Nearly 30 families in the Cincinnati-Dayton region have been displaced by fires since the beginning of this year, and Red Cross officials say many of those fires resulted from people using dangerous alternative heating sources to stay warm.

Already two people have died in house fires in Dayton, and Red Cross workers have assisted 19 families displaced by fires in Montgomery, Preble and Green counties since Jan. 1. In Butler County, officials say Red Cross workers have helped 10 families who have been burned out of their homes.

This time of year is considered “fire season” because of the number of fire calls the Red Cross and local fire departments respond to. As temperatures drop, people look for all sorts of different ways to heat their homes. And with below zero wind chills predicted for the next two days and a wind chill advisory issued by the National Weather Service, local fire officials and the Red Cross say they want to remind people about the dangers alternative heating sources such as space heaters can present and provide tips on how to protect their homes and families while trying to stay warm.

“Every winter from October until the end of March, we see double the fires that we do for the rest of the year due to alternative heating sources,” said Maria Carroll, disaster program specialist with the Dayton Red Cross.

As part of the Red Cross’ Home Fire Preparedness Campaign, agency workers and Xenia Fire Department are partnering to go door to door in Xenia in April to get the word out about home fire fatalities and casualties, installing smoke detectors, replacing smoke detector batteries, and offering education on other seasonal hazards, Carroll said. The campaign has already produced positive results in Trotwood, where officials canvassed this past fall, she said.

Carroll was among the case workers who responded to a fatal fire in the 100 block of North Kilmer Street in Dayton on Jan. 22, where firefighters found the remains of a four-month-old boy inside the burned home. Education is the key to avoiding tragedy, she said.

“It was really hard to go out to those scenes knowing that we were going to approach a family that has just lost a loved one,” she said.

Middletown firefighters report they’ve responded to 10 fires so far this year, two families have been displaced. While in Hamilton fire officials say they’ve extinguished seven structure fires in 2015, Fire Chief Steve Dawson says four people were displaced.

Middletown firefighters report they’ve responded to 10 fires so far this year with two families having been displaced. And in Hamilton, fire officials report seven structure fires in 2015 with four families displaced.

Fire Marshal Bob Hess, of the Middletown Division of Fire, said his department sees a 10 to 20 percent increase in calls for structure fires during the winter. Hess said he’s seen people take some ill-advised risks in order to drive away the cold.

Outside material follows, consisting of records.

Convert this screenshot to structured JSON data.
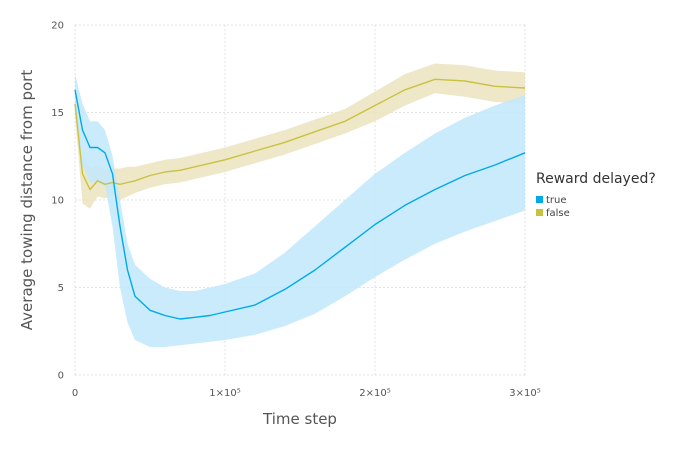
{
  "chart_data": {
    "type": "line",
    "xlabel": "Time step",
    "ylabel": "Average towing distance from port",
    "xlim": [
      0,
      300000
    ],
    "ylim": [
      0,
      20
    ],
    "x_ticks": [
      0,
      100000,
      200000,
      300000
    ],
    "x_tick_labels": [
      "0",
      "1×10⁵",
      "2×10⁵",
      "3×10⁵"
    ],
    "y_ticks": [
      0,
      5,
      10,
      15,
      20
    ],
    "y_tick_labels": [
      "0",
      "5",
      "10",
      "15",
      "20"
    ],
    "grid": true,
    "legend": {
      "title": "Reward delayed?",
      "placement": "right"
    },
    "x": [
      0,
      5000,
      10000,
      15000,
      20000,
      25000,
      30000,
      35000,
      40000,
      50000,
      60000,
      70000,
      80000,
      90000,
      100000,
      120000,
      140000,
      160000,
      180000,
      200000,
      220000,
      240000,
      260000,
      280000,
      300000
    ],
    "series": [
      {
        "name": "true",
        "color": "#00a9e8",
        "band_color": "#bfe8fb",
        "values": [
          16.3,
          14.0,
          13.0,
          13.0,
          12.7,
          11.5,
          8.5,
          6.0,
          4.5,
          3.7,
          3.4,
          3.2,
          3.3,
          3.4,
          3.6,
          4.0,
          4.9,
          6.0,
          7.3,
          8.6,
          9.7,
          10.6,
          11.4,
          12.0,
          12.7
        ],
        "lower": [
          15.5,
          12.0,
          11.0,
          11.0,
          10.8,
          8.5,
          5.0,
          3.0,
          2.0,
          1.6,
          1.6,
          1.7,
          1.8,
          1.9,
          2.0,
          2.3,
          2.8,
          3.5,
          4.5,
          5.6,
          6.6,
          7.5,
          8.2,
          8.8,
          9.4
        ],
        "upper": [
          17.2,
          15.5,
          14.5,
          14.5,
          14.0,
          12.5,
          10.0,
          7.5,
          6.3,
          5.5,
          5.0,
          4.8,
          4.8,
          5.0,
          5.2,
          5.8,
          7.0,
          8.5,
          10.0,
          11.5,
          12.7,
          13.8,
          14.7,
          15.4,
          16.0
        ]
      },
      {
        "name": "false",
        "color": "#c9c240",
        "band_color": "#ebe4bf",
        "values": [
          15.5,
          11.5,
          10.6,
          11.1,
          10.9,
          11.0,
          10.9,
          11.0,
          11.1,
          11.4,
          11.6,
          11.7,
          11.9,
          12.1,
          12.3,
          12.8,
          13.3,
          13.9,
          14.5,
          15.4,
          16.3,
          16.9,
          16.8,
          16.5,
          16.4
        ],
        "lower": [
          14.8,
          9.8,
          9.5,
          10.2,
          10.1,
          10.2,
          10.0,
          10.2,
          10.4,
          10.7,
          10.9,
          11.0,
          11.2,
          11.4,
          11.6,
          12.1,
          12.6,
          13.2,
          13.8,
          14.5,
          15.4,
          16.1,
          15.9,
          15.6,
          15.5
        ],
        "upper": [
          16.2,
          12.6,
          11.8,
          12.0,
          11.7,
          11.8,
          11.8,
          11.9,
          11.9,
          12.1,
          12.3,
          12.4,
          12.6,
          12.8,
          13.0,
          13.5,
          14.0,
          14.6,
          15.2,
          16.2,
          17.2,
          17.8,
          17.7,
          17.4,
          17.3
        ]
      }
    ]
  }
}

“We’ve been at many residences where people are using their stoves or ovens,” he said. “The (oven) door is open, set at 500 degrees and heating their home.”

Hess said this is particularly dangerous because stoves and ovens can emit sparks because of food left in them and that could start a fire. He said firefighters also see a number of fires cause by electric space heaters and kerosene heaters.

“People store combustibles too close to them,” Hess said, adding that people should keep blankets, clothes and other flammable materials at least three to six feet away from space heaters. “They can be used provided they’re plugged directly into the outlet.”

Candles and open propane heaters also should not be used to stay warm, Hess said. Safety officials also urge people to make sure they have working smoke detectors, and carbon monoxide detectors.

“Also have your furnace checked by a licensed contractor,” said Hess.